The severe lack of affordable housing in San Francisco continues to plague the city’s residents. Students of higher education have not been exempt from this crisis, pushing aspiring young professionals into a predicament. How can we expect students to attend San Francisco’s universities if they cannot find a place to live?
“San Francisco’s official student housing policy is Craigslist; come here and hope,” says Tim Colen, the Executive Director of the San Francisco Housing Action Coalition (SFHAC). Those unsuccessful in their search for housing are forced south to the peninsula, east to Oakland and Berkeley, or, in the case of locals, to live at home.
In 2010, the SFHAC helped pass an ordinance that makes student housing developments exempt from San Francisco’s inclusionary ordinance, which requires developers to incorporate a certain percentage of affordable housing in their projects or pay an in lieu fee that goes towards affordable housing. It also prevents the conversion of hotels to student housing. The goal is to encourage the development of new student housing while still making it profitable for developers, which will hopefully take the pressure off of other renters by reducing the competition from San Francisco’s students.

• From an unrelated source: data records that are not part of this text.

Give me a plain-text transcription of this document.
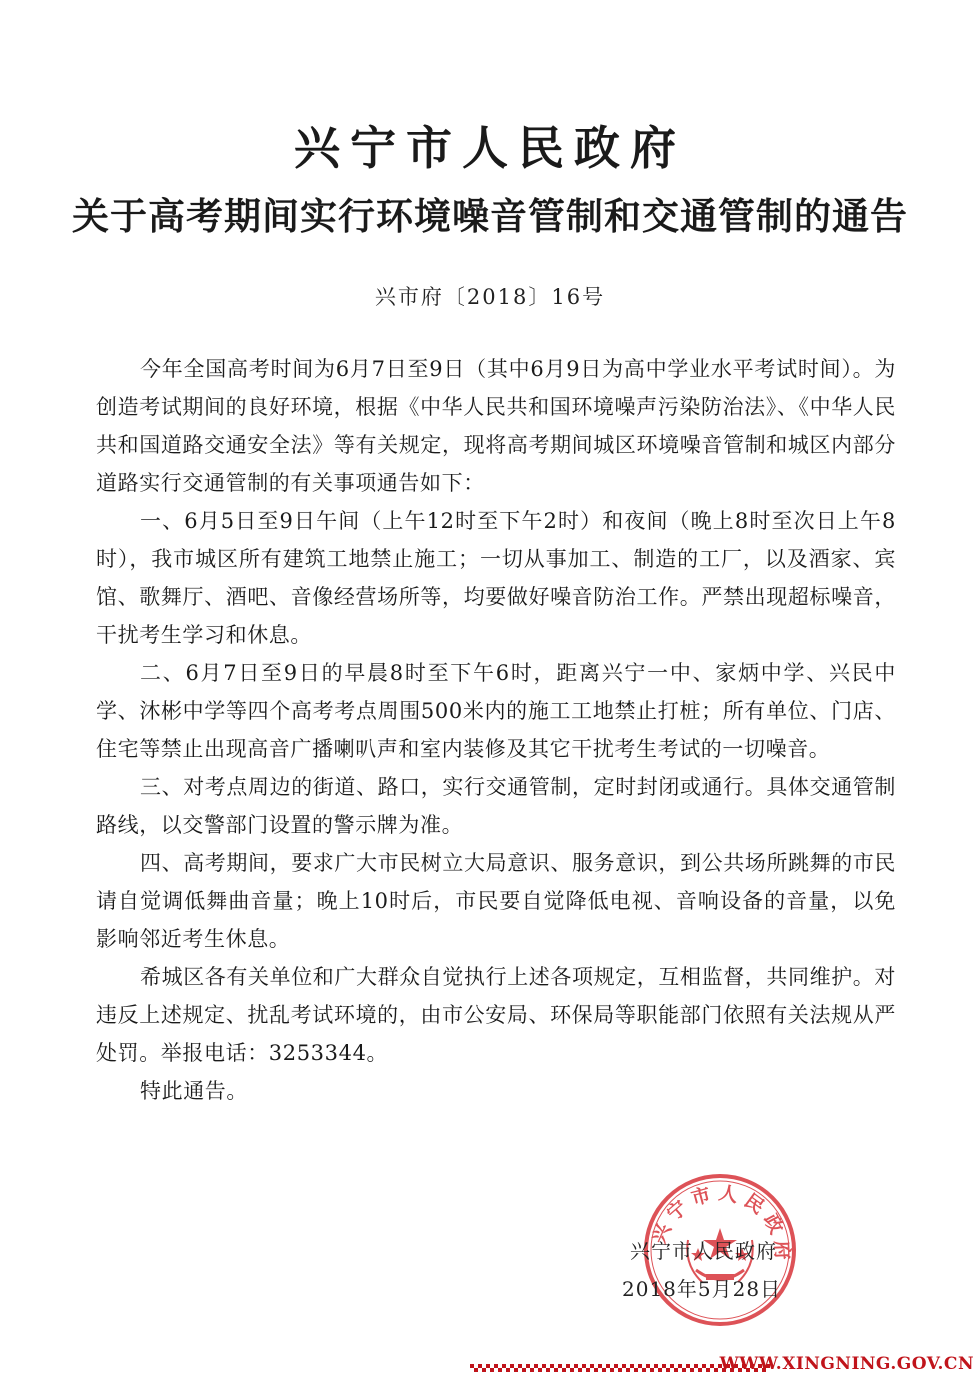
兴宁市人民政府
关于高考期间实行环境噪音管制和交通管制的通告
兴市府〔2018〕16号

今年全国高考时间为6月7日至9日（其中6月9日为高中学业水平考试时间）。为创造考试期间的良好环境，根据《中华人民共和国环境噪声污染防治法》、《中华人民共和国道路交通安全法》等有关规定，现将高考期间城区环境噪音管制和城区内部分道路实行交通管制的有关事项通告如下：

一、6月5日至9日午间（上午12时至下午2时）和夜间（晚上8时至次日上午8时），我市城区所有建筑工地禁止施工；一切从事加工、制造的工厂，以及酒家、宾馆、歌舞厅、酒吧、音像经营场所等，均要做好噪音防治工作。严禁出现超标噪音，干扰考生学习和休息。

二、6月7日至9日的早晨8时至下午6时，距离兴宁一中、家炳中学、兴民中学、沐彬中学等四个高考考点周围500米内的施工工地禁止打桩；所有单位、门店、住宅等禁止出现高音广播喇叭声和室内装修及其它干扰考生考试的一切噪音。

三、对考点周边的街道、路口，实行交通管制，定时封闭或通行。具体交通管制路线，以交警部门设置的警示牌为准。

四、高考期间，要求广大市民树立大局意识、服务意识，到公共场所跳舞的市民请自觉调低舞曲音量；晚上10时后，市民要自觉降低电视、音响设备的音量，以免影响邻近考生休息。

希城区各有关单位和广大群众自觉执行上述各项规定，互相监督，共同维护。对违反上述规定、扰乱考试环境的，由市公安局、环保局等职能部门依照有关法规从严处罚。举报电话：3253344。

特此通告。

兴宁市人民政府
兴宁市人民政府
2018年5月28日
WWW.XINGNING.GOV.CN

Colen speculates that there may be some kind of miscommunication between the universities and developers. It’s possible that the schools are waiting for the developers to build the sites while the developers are waiting to hear demand from the schools. As a result, student housing isn’t getting built.
However, Panoramic Interests and California College of the Arts (CCA) provide an encouraging, albeit rare, example of a harmonious relationship. The developer recently built the unique 38 Harriet Street project in the SoMa district, where each apartment is only 300 square feet. The building is fully leased by nearby CCA, has no parking, one car-share spot and rents for $1,600 a month, so two students can share a room.
This is only one small example, in more ways than one, but it gives students a chance to live the contemporary dorm life one mile from their school in a thriving city.
How do you think San Francisco can incentivize developers to build more student housing?